Over the years, I thought I was developing into an expert nurse educator. I obtained my MSN, I passed my Certified Nurse Educator (CNE) exam, and I achieved quite a following among the student body. Until one day, it all changed. I was accused of being too personal, too attached to my stories and experiences, too outward in my sharing. I couldn’t understand why this faculty member was attacking me for being who I am, for valuing my relationship with my students, for giving them a part of me so they know I am human too. The lateral violence (let’s face it, that is what it was) became too much and I decided to move on to where I currently am, a baccalaureate nursing program.

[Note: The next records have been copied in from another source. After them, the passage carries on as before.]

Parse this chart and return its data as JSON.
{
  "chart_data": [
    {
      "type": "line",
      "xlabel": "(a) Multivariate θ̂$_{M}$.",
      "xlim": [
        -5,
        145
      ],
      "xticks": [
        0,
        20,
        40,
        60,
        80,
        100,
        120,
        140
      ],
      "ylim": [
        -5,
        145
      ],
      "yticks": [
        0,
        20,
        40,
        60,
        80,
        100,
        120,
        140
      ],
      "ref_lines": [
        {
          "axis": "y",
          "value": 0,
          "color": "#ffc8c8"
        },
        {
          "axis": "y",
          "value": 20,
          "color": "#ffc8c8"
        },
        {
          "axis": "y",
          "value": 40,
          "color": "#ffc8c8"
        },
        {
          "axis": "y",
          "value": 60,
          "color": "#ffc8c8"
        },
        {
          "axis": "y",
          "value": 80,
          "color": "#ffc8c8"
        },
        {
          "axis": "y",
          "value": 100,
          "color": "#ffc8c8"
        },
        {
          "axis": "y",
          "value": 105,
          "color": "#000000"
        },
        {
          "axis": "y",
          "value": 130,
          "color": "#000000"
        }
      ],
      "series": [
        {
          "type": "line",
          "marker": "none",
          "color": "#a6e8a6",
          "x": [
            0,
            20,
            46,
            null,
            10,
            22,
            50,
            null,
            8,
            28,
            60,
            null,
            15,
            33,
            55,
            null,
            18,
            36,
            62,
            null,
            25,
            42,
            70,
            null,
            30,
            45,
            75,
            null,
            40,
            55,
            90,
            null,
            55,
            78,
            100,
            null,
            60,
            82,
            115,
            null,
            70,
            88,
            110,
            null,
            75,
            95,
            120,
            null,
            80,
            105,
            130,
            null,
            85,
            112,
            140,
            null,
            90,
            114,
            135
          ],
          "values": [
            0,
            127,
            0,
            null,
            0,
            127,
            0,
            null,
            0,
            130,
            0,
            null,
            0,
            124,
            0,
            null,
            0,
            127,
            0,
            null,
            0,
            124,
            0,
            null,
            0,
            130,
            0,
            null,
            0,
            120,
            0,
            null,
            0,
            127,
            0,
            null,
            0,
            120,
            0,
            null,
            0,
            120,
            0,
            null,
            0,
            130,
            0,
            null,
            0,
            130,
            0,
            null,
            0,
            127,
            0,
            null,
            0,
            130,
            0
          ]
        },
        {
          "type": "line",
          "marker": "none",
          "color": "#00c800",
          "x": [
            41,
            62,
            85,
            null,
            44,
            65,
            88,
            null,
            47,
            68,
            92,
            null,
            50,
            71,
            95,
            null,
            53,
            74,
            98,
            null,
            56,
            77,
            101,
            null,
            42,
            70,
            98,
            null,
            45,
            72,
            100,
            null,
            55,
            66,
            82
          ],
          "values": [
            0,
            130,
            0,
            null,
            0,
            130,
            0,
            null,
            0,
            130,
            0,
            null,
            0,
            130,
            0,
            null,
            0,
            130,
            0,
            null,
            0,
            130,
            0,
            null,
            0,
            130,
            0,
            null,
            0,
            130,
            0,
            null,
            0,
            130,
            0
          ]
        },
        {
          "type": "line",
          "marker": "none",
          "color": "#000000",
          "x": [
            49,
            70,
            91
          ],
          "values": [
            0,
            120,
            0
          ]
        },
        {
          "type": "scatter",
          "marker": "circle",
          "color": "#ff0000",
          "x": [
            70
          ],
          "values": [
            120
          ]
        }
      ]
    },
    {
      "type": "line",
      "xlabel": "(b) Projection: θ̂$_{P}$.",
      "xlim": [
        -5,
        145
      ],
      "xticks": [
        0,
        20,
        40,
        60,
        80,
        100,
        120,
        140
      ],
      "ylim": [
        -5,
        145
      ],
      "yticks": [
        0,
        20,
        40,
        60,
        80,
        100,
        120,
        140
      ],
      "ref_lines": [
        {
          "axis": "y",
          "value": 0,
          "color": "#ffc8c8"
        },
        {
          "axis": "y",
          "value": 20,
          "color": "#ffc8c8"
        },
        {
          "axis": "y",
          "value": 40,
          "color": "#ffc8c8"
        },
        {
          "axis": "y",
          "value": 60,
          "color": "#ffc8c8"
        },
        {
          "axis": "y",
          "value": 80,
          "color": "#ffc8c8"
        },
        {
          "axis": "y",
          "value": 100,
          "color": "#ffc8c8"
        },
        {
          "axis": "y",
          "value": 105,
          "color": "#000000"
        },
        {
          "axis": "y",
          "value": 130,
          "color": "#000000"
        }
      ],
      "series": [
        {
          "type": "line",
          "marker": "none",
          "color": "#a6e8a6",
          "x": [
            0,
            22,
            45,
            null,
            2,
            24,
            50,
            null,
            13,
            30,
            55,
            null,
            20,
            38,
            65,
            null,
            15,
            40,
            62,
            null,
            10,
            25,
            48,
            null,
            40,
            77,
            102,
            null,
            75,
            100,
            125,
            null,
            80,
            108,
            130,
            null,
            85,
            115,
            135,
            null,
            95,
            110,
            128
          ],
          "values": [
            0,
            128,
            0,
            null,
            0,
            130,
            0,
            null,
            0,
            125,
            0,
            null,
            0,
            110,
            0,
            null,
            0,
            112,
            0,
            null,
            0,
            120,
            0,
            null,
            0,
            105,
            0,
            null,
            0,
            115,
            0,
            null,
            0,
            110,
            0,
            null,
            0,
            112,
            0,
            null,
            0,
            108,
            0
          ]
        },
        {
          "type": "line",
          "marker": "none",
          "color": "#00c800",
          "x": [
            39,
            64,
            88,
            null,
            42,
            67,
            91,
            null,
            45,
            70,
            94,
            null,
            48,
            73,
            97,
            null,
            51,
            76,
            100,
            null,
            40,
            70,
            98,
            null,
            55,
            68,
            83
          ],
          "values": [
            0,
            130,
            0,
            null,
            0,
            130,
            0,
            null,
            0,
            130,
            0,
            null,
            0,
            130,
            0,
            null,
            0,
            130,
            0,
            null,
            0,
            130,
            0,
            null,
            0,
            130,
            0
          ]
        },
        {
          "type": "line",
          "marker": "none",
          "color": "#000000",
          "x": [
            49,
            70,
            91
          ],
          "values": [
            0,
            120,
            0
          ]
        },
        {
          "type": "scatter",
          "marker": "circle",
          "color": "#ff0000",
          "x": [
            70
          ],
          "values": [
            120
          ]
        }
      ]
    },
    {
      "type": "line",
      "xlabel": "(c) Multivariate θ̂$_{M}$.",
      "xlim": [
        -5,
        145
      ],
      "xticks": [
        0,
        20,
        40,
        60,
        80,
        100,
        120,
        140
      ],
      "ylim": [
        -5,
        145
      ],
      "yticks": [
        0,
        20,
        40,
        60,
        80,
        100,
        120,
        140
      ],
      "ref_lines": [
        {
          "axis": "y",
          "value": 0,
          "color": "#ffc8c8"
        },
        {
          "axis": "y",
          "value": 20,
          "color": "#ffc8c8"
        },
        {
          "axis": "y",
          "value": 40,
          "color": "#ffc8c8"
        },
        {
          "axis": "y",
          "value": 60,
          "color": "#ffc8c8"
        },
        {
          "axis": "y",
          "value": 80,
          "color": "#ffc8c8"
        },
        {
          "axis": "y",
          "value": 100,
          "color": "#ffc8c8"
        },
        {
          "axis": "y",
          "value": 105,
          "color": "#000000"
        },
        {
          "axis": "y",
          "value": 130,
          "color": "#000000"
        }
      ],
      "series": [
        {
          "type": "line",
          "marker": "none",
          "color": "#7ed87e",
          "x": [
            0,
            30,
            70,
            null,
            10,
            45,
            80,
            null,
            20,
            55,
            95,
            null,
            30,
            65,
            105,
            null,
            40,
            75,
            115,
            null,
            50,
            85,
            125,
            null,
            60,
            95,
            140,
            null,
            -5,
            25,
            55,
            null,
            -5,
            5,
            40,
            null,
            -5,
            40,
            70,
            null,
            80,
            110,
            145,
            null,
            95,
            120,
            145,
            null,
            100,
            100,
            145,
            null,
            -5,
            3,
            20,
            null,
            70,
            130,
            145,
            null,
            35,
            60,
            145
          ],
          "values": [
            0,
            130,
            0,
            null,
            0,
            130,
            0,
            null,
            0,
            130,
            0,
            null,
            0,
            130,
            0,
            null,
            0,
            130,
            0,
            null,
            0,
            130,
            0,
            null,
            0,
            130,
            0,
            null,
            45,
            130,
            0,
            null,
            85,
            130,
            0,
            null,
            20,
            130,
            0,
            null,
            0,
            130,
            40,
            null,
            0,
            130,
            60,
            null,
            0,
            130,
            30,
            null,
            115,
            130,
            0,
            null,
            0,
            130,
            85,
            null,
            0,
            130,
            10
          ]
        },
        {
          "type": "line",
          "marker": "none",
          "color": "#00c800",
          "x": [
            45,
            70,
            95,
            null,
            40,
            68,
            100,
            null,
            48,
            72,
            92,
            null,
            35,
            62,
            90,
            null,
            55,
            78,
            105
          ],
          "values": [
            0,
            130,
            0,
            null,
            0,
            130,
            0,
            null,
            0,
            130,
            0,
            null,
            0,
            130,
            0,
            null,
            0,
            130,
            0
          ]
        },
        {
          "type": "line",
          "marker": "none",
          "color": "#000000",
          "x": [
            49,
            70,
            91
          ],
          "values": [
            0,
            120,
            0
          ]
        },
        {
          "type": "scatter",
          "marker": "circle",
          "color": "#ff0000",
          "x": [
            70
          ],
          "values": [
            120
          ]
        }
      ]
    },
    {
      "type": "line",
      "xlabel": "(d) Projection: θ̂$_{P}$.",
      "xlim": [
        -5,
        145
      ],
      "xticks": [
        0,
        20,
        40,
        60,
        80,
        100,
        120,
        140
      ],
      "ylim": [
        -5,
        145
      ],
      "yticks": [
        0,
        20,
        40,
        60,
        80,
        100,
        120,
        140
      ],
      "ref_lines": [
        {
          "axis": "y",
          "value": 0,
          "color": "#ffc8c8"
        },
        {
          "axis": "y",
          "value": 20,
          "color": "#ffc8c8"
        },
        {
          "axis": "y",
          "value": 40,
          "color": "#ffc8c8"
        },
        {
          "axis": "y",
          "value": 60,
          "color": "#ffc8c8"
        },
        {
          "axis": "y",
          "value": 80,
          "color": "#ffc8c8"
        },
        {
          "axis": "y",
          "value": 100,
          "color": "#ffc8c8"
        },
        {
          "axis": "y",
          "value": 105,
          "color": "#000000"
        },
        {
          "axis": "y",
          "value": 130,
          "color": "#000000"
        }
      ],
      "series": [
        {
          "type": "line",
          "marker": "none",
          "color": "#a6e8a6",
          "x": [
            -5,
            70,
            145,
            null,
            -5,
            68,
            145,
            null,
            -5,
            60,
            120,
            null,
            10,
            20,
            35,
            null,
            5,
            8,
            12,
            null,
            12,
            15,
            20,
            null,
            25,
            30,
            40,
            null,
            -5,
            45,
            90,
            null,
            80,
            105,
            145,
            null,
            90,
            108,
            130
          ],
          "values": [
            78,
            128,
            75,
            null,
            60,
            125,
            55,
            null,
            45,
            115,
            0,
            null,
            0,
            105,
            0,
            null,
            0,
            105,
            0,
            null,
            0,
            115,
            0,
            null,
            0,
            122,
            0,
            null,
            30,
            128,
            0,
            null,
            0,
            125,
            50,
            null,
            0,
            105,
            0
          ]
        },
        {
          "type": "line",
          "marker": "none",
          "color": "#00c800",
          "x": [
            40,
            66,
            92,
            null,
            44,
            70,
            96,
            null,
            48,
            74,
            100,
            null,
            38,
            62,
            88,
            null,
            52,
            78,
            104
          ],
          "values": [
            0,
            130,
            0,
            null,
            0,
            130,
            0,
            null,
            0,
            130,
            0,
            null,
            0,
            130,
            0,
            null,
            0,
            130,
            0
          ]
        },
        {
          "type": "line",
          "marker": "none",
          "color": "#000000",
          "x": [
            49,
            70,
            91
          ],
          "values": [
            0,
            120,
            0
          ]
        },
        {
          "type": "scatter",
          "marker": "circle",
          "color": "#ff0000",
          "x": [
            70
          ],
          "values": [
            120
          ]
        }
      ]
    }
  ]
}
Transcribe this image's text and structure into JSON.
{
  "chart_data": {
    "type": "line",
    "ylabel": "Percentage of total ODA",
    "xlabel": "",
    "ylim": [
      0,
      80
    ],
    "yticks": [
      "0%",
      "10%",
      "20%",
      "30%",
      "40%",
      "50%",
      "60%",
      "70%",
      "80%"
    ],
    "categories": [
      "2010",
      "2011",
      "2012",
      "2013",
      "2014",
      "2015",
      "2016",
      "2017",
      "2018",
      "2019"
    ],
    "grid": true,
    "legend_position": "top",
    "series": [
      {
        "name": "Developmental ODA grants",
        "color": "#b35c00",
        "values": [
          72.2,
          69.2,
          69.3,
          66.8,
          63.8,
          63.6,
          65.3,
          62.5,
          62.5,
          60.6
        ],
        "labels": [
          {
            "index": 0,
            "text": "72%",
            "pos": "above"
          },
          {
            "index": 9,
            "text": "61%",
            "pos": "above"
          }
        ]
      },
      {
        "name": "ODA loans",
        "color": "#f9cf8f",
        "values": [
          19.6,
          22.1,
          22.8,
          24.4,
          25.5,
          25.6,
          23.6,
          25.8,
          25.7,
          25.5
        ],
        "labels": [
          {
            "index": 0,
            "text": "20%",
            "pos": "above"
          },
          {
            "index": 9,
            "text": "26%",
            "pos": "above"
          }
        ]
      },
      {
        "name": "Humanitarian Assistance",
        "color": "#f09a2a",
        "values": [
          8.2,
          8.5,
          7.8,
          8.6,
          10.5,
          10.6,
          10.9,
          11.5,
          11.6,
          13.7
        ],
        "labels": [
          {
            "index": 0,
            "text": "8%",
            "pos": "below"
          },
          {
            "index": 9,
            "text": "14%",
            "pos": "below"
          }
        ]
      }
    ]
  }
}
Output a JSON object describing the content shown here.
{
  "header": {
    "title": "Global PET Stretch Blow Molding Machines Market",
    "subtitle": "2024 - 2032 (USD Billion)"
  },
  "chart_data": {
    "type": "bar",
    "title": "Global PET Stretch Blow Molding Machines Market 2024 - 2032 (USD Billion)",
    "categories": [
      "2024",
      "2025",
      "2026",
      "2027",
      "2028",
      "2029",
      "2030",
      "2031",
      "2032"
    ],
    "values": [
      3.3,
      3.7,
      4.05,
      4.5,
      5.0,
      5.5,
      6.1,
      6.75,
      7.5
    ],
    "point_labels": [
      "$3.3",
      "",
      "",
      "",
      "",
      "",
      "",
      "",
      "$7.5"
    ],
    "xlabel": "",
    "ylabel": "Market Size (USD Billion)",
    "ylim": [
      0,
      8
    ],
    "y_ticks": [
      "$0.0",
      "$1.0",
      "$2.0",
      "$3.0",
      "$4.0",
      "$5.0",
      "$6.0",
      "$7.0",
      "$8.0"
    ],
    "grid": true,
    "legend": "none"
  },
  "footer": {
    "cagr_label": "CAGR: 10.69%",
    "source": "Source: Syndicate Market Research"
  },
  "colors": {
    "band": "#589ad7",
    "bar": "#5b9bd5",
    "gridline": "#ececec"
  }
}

My world has changed. I am now valued for giving my students everything that I have. For sharing not just my experiences but who I am as a person, a nurse, a mom, a friend. I care about them, and they know this. I want them to succeed beyond all ways they could imagine. I want them to learn from me; not just how to be a nurse but how to be someone who cares, who is empathetic, moral, ethical, a life-long learner, and is committed to the profession of nursing. Through my own education at Teacher’s College, Columbia University in the Online Nursing Education EdD program, now I know why. My whole nursing education career I have been guided by the Critical Caring Pedagogy (CCP).

CCP provides a framework for nursing education that, all at once, encompasses ontology, epistemology, ethics, and praxis (Chinn & Falk-Rafael, 2018). This framework consists of seven critical caring health-promoting processes: preparing oneself to be in relation, developing and maintaining trusting-helping relationships, using a systematic reflective approach to caring, transpersonal teaching-learning, creating and supporting sustainable environments, meeting needs and building capacity of students, and being open and attending to spiritual-mysterious and existential dimensions (Chinn & Falk-Rafael, 2018).

Isn’t this what I have been doing all along? All seven?! I have just come to the realization that my own practice as a nurse educator for the last decade has consisted of being in a caring and guiding relationship with my students, the foundation of CCP. I have been guided by a theory I had no formal knowledge of until now. And yet, I was faulted for it. Told I was giving too much of myself to my students. Told that I was to teach the material, not cultivate relationships. Told I made the two students out of HUNDREDS uncomfortable (yes, you guessed it, these students were academically unsuccessful and reaching for reasons for their appeal to be upheld). I almost gave up teaching. I knew I could not work in an environment that did not support my own values and approach to the teaching-learning relationship. Until I moved into my current position, where my foundation in CCP is respected, appreciated, and celebrated. To where my colleagues also practice with the guidance of CCP, whether they know it or not.

Now I can put into words what I have felt all along. Thank you, Peggy Chinn and Adeline Falk-Rafael, for providing the framework and empirics to support what I felt was the right way to teach deep down in my core. Critical Caring Pedagogy has given my teaching practice meaning and validity. I will carry this knowledge with me wherever I go, and I will never give up teaching.

Source

Chinn, P.L. & Falk-Rafael, A. (2018). Embracing the focus of the discipline of nursing: Critical caring pedagogy. Journal of Nursing Scholarship, 50(6), 687-694. Doi: 10.1111/jnu.12426

*About Guest Contributor Erin Dolen

Erin is an Assistant Professor of Practice at Russell Sage College in Troy, NY. She is a doctoral student in the EdD Nursing Education Program at Teachers College, Columbia University. She has her MSN with a focus in Nursing Education from Excelsior College. Erin has her national certification as a Certified Nurse Educator. Her nursing background is in emergency medicine. She lives in Delmar, NY with her husband and two children.